Catalina Flyer offers boat trips out of Newport Beach. Catalina Express offers trips from San Pedro, Long Beach, and Dana Point. For either of those, you’ll need to RSVP in advance and be sure to get the tickets to transort your bike as well.
The trip described here begins at the Catalina Island Conservancy office; a place you’re going to have to visit to get a pass to enter the back country. The conservancy office is located at 125 Claresa Ave. Their phone number is 310-510-2595. More information can be found at their website: http://www.catalinaconservancy.org. The cost is $35 for an annual “Freewheeler” pass. If you plan well enough ahead, you can buy your pass on their website: go to Join / Engage >>> Become a member >> and then select the “Friend” option to buy your pass.
From the Conservancy office, go toward the beach and turn right on Crescent Ave. Turn left on Pebbly Beach Rd and follow the contour of the island. Just past the big boat docks, you may see a sign that says no bikes. Ignore it if you have your bike permit. Do not pass if you do not have your permit!

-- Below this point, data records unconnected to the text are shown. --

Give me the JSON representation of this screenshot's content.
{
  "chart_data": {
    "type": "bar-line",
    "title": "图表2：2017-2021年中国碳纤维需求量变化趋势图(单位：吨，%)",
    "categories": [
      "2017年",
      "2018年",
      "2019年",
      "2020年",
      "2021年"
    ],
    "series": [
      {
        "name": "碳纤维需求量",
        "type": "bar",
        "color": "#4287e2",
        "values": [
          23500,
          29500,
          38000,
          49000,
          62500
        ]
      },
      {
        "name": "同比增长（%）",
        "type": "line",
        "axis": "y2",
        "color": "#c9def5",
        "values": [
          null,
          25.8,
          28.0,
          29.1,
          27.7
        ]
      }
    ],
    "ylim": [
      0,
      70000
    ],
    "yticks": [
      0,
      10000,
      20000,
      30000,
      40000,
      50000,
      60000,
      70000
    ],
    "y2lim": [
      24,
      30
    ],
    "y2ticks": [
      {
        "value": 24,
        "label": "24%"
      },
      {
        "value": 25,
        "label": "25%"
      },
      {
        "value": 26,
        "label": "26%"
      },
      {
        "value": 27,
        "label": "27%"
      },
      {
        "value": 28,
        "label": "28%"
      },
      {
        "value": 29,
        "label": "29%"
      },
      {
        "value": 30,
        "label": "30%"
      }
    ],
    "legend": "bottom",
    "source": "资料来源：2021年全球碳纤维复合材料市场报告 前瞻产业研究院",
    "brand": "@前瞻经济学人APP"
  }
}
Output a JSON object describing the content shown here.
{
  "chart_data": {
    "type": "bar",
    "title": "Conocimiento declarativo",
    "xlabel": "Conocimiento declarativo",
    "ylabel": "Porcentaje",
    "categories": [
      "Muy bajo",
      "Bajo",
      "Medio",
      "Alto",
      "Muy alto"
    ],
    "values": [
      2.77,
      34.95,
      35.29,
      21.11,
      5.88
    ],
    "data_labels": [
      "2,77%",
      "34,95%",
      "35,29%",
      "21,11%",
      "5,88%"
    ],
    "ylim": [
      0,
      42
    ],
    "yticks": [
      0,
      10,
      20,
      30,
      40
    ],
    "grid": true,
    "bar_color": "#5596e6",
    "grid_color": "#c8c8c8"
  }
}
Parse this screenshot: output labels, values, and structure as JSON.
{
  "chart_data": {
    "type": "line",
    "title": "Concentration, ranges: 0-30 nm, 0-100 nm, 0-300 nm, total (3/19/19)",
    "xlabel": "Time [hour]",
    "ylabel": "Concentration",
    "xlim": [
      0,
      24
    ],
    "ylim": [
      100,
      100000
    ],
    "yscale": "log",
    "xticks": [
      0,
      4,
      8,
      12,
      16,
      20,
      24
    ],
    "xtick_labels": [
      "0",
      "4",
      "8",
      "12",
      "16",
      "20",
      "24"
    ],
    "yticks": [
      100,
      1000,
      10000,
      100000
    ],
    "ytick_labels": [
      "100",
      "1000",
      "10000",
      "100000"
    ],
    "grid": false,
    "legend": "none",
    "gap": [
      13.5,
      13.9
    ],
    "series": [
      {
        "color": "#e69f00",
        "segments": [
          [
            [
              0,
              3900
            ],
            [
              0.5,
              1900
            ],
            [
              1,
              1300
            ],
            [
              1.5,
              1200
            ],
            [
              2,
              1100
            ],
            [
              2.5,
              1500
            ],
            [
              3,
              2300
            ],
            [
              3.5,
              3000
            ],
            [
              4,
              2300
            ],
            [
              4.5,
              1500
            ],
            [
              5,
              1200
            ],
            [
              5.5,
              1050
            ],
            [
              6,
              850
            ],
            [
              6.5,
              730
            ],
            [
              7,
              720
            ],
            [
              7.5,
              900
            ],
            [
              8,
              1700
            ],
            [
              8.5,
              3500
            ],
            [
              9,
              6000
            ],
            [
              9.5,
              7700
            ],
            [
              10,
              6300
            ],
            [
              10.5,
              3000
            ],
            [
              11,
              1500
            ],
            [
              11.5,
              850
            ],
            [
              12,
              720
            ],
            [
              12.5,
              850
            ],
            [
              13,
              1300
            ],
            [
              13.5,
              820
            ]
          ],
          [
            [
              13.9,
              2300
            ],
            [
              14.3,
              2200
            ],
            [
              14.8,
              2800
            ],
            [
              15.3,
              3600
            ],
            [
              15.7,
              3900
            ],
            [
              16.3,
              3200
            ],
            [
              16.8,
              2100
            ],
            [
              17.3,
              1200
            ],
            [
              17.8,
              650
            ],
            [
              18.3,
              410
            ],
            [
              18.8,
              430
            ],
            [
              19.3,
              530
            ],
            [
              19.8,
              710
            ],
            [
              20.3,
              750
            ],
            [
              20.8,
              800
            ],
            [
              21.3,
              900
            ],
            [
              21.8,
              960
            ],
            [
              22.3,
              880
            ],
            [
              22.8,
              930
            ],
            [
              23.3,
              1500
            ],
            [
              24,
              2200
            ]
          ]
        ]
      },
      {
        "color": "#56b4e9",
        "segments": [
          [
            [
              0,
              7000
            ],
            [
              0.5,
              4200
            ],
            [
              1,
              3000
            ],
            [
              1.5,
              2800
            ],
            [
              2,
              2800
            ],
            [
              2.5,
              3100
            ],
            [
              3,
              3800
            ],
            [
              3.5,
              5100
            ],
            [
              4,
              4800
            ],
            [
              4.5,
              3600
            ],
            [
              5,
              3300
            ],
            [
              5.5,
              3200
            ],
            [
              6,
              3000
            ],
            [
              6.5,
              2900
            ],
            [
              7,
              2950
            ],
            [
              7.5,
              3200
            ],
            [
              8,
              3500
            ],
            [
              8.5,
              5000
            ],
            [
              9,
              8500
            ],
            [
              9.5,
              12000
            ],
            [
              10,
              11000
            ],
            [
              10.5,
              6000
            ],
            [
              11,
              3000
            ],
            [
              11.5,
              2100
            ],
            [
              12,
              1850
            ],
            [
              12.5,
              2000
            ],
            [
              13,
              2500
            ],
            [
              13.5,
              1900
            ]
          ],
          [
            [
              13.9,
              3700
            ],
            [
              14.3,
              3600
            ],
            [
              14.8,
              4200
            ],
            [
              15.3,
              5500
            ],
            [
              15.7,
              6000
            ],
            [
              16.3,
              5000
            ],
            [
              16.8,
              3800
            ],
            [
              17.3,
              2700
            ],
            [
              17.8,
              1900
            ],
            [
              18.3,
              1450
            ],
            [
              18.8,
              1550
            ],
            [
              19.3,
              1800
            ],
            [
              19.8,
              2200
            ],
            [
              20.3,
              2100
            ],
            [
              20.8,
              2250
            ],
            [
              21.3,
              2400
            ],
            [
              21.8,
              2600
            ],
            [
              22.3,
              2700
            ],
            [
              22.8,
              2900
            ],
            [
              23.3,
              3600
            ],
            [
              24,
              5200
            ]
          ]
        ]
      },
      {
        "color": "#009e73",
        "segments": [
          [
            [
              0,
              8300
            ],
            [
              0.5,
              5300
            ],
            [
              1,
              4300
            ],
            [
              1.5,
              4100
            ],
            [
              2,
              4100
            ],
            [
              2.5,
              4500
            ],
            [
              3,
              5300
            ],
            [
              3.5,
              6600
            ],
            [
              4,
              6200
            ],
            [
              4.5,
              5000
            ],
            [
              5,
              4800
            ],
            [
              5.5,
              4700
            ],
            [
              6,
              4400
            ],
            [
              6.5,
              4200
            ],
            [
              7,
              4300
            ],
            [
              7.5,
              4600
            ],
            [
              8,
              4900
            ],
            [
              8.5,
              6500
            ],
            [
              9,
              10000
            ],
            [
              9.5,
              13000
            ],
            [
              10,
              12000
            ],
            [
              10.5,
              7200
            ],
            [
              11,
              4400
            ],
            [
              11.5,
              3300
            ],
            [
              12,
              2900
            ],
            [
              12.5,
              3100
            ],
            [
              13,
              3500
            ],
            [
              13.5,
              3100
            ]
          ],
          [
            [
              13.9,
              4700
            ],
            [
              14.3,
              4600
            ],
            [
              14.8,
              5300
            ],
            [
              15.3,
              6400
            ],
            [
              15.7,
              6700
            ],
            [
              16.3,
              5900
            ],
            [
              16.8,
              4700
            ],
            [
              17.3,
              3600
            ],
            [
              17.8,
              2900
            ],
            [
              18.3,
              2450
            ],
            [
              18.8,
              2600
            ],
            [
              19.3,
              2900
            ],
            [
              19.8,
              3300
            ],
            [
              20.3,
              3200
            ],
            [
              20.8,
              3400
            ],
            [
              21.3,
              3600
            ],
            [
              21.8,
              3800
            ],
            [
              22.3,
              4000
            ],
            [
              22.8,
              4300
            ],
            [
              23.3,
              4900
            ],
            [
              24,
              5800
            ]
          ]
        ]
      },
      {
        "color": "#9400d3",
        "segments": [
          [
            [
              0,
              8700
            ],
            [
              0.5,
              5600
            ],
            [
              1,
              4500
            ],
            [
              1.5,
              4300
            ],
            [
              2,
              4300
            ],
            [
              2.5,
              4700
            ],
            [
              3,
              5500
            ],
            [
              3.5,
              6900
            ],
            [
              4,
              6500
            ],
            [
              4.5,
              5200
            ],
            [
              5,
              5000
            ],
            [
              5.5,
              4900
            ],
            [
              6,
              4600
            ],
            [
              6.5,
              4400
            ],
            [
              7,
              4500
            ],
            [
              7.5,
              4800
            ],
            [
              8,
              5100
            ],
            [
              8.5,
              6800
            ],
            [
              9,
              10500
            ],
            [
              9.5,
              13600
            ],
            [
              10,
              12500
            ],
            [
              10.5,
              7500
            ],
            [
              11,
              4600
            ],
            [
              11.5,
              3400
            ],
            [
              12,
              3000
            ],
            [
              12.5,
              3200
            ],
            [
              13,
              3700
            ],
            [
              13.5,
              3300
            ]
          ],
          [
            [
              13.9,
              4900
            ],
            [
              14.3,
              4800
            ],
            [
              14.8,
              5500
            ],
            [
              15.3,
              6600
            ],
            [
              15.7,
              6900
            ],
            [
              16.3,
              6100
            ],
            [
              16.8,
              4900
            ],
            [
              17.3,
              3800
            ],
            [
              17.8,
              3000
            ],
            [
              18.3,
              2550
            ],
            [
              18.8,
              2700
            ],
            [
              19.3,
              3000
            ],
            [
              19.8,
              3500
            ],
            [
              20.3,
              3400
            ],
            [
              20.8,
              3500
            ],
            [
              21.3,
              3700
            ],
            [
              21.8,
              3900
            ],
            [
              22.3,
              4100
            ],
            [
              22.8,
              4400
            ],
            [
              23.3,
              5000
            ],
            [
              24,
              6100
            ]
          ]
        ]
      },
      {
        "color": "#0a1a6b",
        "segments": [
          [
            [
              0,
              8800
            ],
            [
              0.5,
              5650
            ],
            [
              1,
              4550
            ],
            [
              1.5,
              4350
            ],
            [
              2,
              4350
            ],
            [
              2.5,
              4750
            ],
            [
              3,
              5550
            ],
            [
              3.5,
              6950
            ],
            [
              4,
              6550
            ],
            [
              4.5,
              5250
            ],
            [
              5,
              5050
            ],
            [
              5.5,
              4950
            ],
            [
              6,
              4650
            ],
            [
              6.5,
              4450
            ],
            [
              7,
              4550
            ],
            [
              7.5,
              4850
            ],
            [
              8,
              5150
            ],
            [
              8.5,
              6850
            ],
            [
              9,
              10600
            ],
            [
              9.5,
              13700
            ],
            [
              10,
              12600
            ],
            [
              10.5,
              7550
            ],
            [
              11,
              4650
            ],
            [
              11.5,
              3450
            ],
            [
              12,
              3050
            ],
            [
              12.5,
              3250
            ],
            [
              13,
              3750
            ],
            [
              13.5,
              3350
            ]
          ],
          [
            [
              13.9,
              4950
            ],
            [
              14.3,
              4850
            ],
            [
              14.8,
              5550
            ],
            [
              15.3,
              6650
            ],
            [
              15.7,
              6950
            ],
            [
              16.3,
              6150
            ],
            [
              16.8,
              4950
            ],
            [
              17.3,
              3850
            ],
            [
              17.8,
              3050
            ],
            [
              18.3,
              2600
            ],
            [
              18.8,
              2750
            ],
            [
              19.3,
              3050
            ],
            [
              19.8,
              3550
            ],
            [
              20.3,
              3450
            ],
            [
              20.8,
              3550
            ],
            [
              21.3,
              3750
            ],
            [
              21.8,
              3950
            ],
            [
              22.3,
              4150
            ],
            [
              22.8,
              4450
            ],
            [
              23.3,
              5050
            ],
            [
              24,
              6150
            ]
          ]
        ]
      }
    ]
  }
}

Within a couple miles you will see the Edison Desalination plant on your left and a hair pin turn to your right leading up Wrigley Rd. Turn right there. NOTE: Going any further on Pebbly Beach Rd will result in a rather unpleasant experience and ultimately, a bunch of dead ends.
Within about a mile, the Renton Mile Road (unpaved fire road) begins on your left. Turn left and go up this road.
The next several miles of grueling climbing are about the worst you will experience all day. Fortunately, it is over pretty quick and before you know it you will see the ocean on the east side of the island. Be sure to pay attention to the signs. They are all pretty obvious. When you get to the sign that reads “Renton Mine Rd (left) Dead End (right)”, look down into the canyon. You’ll see remnants of the old mine there. If you look around the hillsides, you might even seen remnants of the cable system that was used to ferry the silver ore out of this mine in the early 18th century.
A short while later, you will be rewarded with your first vista views of Avalon off to your right. At about the 9 mile mark, you will have reached the high point (approx 1600 feet) of the ride and you will then start to descend rapidly. At about the 11 mile mark, you will reach the intersection of the Memorial Trail (hikers only) and the East End Rd. This is a good place to take a break and enjoy the ocean views on both sides of the island.
Continue on the fire road until you reach the gate. Depending on whether or not the Catalina Conservancy folks have been following you or not, the gate may or may not be open. If it’s closed, you can call the office to have someone come open it for you. Also: beware of the resident Bison that typically hang out in this area. Although they’re not typically agressive, you never know: this might be a bad day for them!
Take the super fast and steep road down back to town. Be careful on the way down – watch out for trams and golf carts.